Chapter 8. IBM's Global Technology Outlook and Its Implications to Consumer Electronics
Innovation is the lifeblood of the electronics industry. It pulses with new ideas and new products such as FAX, the PC, the MP3 player, the mobile phone, and many infrastructure innovations, some of which fundamentally change the way people live, work, and play. Innovation occurs at the intersection of invention and business insight—in a fusion of new developments and new approaches to solve problems.
How the Global Technology Outlook is Prepared
IBM's research division conducts an annual GTO in addition to, but often feeding into, its ongoing cycle of strategy and planning. The process starts in March each year by them selecting a core production team and representatives from each of IBM's eight Research labs to work on it. A call for topics is issued to the IBM research community, which is the largest and most prolific IT industrial research community in the world and which is largely responsible for IBM receiving the most US patents (a record 3,248 in 2004) already for the twelfth consecutive year.

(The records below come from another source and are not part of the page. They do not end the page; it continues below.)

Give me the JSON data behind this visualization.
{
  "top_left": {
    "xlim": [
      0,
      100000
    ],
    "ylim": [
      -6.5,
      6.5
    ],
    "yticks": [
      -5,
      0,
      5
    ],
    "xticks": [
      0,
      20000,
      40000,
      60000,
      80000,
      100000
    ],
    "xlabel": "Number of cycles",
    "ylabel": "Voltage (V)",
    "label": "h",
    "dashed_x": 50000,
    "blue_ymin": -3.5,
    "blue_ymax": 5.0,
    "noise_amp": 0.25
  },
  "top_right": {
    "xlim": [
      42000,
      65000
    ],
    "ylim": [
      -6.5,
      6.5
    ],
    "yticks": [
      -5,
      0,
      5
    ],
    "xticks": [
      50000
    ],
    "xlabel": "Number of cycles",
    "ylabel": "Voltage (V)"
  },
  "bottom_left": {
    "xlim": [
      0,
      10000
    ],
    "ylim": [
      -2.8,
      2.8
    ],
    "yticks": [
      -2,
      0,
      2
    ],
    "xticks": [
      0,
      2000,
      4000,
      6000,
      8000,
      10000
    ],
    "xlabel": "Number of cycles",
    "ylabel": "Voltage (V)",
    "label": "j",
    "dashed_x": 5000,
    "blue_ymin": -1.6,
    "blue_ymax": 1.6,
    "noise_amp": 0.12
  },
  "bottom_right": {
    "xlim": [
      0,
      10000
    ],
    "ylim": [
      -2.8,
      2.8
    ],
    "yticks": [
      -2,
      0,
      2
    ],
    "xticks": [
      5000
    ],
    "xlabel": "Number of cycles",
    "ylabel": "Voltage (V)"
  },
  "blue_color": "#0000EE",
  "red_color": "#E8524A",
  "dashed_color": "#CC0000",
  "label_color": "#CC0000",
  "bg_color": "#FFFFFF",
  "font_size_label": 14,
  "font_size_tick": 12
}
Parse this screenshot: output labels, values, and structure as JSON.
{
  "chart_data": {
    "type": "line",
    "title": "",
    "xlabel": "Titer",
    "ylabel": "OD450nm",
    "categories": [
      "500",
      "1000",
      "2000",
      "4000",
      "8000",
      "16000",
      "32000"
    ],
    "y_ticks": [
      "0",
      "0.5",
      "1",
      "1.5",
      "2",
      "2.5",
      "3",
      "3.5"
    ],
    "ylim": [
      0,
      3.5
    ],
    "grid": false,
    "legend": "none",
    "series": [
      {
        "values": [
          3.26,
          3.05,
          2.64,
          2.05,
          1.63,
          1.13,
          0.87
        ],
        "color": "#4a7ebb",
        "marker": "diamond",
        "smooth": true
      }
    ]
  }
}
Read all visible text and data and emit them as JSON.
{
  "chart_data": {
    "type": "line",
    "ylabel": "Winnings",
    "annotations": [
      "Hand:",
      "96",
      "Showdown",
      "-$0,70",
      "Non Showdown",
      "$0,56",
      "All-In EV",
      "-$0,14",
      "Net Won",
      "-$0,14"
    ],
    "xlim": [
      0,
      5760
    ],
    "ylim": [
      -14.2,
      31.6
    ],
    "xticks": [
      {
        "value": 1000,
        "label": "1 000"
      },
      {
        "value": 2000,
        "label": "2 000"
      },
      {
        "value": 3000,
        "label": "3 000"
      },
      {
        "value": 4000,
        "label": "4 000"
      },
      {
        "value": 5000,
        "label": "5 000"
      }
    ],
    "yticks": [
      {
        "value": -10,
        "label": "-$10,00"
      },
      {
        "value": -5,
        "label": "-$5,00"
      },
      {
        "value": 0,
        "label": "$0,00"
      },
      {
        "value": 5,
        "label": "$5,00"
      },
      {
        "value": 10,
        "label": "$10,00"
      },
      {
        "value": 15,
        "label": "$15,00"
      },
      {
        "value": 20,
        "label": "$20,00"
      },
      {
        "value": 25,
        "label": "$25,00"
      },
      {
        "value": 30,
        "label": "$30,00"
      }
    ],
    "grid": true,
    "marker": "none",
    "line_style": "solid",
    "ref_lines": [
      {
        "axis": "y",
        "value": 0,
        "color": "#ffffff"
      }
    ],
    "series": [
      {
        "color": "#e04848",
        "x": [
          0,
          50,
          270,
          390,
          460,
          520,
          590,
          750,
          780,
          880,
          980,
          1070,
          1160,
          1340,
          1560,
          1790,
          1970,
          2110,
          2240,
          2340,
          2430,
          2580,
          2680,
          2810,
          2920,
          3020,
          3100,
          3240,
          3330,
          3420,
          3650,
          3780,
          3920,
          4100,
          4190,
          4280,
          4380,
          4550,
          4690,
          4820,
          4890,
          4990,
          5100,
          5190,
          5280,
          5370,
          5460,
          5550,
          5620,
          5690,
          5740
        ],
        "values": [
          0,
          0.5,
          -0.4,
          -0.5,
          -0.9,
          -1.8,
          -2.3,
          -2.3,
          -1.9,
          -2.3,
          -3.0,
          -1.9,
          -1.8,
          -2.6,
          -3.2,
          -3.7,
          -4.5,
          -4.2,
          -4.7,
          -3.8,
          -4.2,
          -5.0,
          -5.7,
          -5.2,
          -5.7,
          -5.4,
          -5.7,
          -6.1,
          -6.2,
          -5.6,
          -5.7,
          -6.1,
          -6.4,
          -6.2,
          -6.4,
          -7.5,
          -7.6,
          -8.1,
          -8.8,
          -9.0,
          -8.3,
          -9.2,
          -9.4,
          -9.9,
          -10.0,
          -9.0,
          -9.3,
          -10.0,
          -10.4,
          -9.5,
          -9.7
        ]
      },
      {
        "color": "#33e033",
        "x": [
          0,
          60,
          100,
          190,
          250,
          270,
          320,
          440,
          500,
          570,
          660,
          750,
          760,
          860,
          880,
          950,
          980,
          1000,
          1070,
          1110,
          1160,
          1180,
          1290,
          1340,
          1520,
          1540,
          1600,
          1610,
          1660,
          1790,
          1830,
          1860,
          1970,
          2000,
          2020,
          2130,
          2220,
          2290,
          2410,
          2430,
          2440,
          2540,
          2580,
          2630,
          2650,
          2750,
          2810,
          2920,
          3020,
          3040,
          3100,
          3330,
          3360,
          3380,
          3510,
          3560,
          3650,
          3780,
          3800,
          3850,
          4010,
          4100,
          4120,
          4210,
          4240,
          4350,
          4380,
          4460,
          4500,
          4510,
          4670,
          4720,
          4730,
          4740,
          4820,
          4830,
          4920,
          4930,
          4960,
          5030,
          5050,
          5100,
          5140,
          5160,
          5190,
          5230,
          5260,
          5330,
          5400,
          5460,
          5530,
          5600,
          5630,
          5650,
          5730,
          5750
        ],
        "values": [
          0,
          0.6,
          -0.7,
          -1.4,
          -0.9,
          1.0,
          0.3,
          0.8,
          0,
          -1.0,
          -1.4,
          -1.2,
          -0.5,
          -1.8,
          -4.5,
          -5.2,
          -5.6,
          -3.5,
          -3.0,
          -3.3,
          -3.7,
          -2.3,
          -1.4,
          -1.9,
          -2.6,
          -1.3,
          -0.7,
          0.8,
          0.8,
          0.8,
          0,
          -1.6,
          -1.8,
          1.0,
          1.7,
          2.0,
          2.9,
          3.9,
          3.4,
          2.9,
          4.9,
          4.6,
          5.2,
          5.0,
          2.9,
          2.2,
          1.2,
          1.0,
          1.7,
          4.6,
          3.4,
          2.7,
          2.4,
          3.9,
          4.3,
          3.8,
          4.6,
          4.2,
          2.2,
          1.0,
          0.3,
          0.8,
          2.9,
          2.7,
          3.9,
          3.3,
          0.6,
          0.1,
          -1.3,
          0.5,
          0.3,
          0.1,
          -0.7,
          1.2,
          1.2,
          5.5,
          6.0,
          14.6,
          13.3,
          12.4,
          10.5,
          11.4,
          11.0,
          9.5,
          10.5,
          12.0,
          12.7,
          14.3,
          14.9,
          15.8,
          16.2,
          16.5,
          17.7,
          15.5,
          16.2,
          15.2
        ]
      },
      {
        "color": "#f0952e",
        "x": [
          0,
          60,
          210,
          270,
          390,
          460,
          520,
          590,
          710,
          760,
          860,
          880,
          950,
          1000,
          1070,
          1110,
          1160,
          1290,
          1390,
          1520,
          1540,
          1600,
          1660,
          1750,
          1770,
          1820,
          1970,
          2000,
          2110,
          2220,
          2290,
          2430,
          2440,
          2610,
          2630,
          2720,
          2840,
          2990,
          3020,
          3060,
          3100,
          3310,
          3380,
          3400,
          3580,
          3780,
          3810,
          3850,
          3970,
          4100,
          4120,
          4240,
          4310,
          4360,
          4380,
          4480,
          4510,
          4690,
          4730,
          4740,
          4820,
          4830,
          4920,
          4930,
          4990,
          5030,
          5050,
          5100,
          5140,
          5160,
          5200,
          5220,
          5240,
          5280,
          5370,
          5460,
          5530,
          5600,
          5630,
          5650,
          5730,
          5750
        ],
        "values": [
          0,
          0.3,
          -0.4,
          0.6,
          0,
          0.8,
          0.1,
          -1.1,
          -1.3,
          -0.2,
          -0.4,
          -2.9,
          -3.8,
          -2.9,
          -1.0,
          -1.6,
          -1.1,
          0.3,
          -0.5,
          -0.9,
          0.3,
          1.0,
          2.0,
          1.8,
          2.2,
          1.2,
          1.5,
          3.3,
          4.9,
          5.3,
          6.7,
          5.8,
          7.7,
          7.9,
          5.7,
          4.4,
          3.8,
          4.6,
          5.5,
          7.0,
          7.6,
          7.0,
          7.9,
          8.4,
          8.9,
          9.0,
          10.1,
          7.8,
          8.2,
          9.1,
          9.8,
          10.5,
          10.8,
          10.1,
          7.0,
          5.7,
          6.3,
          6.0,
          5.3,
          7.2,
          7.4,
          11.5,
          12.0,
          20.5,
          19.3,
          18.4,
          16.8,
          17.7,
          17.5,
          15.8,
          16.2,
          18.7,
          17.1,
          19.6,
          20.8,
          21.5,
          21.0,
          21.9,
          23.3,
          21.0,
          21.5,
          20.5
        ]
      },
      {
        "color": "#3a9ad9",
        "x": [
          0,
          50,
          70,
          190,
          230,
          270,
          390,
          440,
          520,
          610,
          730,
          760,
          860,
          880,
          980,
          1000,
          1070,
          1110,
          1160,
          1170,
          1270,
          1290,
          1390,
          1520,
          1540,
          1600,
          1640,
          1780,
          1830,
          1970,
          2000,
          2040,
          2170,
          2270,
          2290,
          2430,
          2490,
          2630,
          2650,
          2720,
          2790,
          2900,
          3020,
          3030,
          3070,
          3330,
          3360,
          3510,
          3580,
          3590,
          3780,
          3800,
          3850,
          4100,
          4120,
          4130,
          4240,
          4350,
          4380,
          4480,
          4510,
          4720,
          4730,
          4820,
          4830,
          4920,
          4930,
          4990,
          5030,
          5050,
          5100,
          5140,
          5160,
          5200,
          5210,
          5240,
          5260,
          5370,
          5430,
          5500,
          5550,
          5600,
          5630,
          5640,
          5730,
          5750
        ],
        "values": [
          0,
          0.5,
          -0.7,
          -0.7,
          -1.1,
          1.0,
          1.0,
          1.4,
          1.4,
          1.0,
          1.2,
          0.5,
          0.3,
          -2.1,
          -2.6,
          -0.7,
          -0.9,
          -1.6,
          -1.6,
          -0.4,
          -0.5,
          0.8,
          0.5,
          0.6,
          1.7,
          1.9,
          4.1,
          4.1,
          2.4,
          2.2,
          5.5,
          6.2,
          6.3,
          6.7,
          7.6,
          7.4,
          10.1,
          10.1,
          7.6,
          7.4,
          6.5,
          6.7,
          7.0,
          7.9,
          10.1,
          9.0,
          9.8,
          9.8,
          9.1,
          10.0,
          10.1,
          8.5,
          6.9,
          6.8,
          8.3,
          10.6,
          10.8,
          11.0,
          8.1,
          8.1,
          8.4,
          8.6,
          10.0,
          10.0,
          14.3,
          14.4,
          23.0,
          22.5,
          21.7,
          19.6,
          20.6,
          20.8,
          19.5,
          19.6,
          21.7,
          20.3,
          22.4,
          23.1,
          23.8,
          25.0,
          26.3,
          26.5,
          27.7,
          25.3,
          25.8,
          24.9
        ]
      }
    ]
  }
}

The call for GTO topics typically generates about 100 topics that are related to IBM's current or future businesses opportunities. They have a technical basis and cover a timeframe of about three to five years, although some technology topics may look further ahead. The topics include technology and business trends and disruptive changes that people think are likely to happen. They are all presented to the core team, lab representatives, and the research senior vice president. Similar ideas are clustered into single topics, and the best of them all are selected for further studies.